Organizacja Human Rights Watch twierdzi, że posiada wiarygodne dowody, wskazujące na używanie amerykańskich bomb kasetowych przez wojsko Arabii Saudyjskiej, podczas trwających ataków tego kraju na Jemen. Międzynarodowe konwencje zakazują używania takiego rodzaju broni.
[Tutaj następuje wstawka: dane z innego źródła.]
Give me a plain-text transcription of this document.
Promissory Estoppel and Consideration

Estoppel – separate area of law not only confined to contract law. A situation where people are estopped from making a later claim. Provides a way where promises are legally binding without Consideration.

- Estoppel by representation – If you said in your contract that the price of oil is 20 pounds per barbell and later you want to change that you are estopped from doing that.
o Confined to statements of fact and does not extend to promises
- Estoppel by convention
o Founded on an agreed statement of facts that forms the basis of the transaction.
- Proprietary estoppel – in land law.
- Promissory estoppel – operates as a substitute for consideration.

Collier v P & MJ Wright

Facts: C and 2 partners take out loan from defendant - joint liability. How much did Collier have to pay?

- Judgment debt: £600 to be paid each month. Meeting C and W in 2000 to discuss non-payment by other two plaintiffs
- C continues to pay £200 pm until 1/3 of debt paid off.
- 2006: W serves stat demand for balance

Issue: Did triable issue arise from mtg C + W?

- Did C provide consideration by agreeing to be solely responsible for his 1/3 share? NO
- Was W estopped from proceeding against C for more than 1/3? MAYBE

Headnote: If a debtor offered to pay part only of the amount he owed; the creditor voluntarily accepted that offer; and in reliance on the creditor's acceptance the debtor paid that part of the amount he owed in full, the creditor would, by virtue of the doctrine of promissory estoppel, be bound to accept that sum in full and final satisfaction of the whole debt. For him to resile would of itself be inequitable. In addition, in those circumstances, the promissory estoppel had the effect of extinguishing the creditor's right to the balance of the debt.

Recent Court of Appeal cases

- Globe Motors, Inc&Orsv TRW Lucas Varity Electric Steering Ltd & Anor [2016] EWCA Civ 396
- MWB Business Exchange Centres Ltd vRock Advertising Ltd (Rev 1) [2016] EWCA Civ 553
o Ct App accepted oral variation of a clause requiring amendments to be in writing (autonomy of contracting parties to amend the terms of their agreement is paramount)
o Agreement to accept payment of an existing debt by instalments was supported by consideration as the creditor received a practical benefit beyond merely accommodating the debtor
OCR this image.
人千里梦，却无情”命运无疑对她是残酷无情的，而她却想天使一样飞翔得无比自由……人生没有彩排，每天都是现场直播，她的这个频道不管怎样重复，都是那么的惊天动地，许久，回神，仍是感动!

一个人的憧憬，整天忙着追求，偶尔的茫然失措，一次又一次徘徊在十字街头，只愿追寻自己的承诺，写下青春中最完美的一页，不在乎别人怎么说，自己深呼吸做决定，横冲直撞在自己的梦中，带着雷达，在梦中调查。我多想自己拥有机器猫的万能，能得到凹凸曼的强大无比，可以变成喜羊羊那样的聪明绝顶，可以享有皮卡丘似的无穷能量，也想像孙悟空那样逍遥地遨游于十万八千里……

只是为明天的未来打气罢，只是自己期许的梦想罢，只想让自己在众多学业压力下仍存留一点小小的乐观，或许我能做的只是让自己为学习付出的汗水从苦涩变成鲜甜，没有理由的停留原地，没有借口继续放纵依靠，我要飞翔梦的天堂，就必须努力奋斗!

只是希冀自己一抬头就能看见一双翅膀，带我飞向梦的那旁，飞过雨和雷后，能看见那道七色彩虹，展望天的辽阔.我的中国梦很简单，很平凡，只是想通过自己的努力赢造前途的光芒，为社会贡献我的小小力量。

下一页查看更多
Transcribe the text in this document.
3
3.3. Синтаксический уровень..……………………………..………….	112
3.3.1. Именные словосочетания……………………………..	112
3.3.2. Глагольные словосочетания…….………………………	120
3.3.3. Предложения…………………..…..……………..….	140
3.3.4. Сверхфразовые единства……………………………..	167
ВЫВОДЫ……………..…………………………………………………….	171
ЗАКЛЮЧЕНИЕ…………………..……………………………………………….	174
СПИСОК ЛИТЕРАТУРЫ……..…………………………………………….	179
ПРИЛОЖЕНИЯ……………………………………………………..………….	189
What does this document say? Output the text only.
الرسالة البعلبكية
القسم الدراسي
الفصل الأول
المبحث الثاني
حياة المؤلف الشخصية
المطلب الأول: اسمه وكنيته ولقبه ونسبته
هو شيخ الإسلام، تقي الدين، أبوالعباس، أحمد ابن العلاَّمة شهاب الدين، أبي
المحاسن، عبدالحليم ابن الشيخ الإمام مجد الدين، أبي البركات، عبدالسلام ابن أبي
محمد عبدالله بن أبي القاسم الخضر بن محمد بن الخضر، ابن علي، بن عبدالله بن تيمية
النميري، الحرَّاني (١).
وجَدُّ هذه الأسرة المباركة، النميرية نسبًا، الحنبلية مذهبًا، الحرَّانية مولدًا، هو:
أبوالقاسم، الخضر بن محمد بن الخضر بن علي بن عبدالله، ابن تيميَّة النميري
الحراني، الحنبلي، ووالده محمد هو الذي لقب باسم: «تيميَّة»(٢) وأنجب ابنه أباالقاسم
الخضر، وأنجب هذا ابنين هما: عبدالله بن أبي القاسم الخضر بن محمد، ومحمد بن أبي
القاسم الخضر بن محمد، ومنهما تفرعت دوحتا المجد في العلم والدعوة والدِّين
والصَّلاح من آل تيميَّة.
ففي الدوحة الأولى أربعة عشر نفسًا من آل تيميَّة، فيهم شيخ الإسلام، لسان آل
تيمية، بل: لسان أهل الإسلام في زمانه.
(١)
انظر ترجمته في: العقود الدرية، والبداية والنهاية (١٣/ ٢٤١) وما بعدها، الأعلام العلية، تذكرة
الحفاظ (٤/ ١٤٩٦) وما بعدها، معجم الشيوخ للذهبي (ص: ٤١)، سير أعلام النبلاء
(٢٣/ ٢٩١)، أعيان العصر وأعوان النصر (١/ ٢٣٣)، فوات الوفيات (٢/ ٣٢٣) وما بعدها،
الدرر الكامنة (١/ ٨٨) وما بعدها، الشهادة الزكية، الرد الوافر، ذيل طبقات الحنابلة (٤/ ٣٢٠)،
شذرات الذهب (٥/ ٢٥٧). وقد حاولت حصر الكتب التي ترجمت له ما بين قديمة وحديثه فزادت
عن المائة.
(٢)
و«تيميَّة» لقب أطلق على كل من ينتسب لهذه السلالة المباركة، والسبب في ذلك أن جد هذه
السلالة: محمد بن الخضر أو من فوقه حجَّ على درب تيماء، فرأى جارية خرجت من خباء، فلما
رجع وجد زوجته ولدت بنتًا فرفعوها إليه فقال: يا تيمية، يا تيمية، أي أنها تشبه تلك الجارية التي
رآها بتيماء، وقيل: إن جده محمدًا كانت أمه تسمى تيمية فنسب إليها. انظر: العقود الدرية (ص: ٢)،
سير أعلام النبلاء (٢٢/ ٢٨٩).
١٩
Organizacja obrońców praw człowieka od połowy kwietnia gromadzi dowody, wskazujące na użycie amunicji kasetowej przez wojsko saudyjskie, podczas dokonywanych przez nie ataków na północy obszar Jemenu. Dzięki zdjęciom satelitarnym, Human Right Watch ustaliło dokładną lokalizację miejsca gdzie 17 kwietnia dokonano ataku z użyciem tego rodzaju broni, jedynie kilkaset metrów od zabudowań mieszkalnych.
Eksperci HRW znaleźli w omawianym miejscu resztki pocisków, wykonanych przez koncern Textron Systems Corporation i sprzedanych Saudyjczykom i Zjednoczonym Emiratom Arabskim przez Stany Zjednoczone w ostatnich latach.
Dyrektor HRW ds. wojskowych, Steve Goose, powiedział mediom, że ataków za pomocą amunicji kasetowej dokonano blisko terenów mieszkalnych, co bezpośrednio zagrażało ludności. Dodał przy tym, iż Saudowie i Amerykanie naruszają ogólnoświatowe standardy zakazujące używania tej broni, jako powodującej długotrwałe zagrożenie dla ludności cywilnej.
Zakaz używania tej broni został ustalony na konwencji w Dublinie w 2008 r. Dokument przyjęło 116 państw, jednak nie ma wśród nich Arabii Saudyjskiej, USA i Jemenu.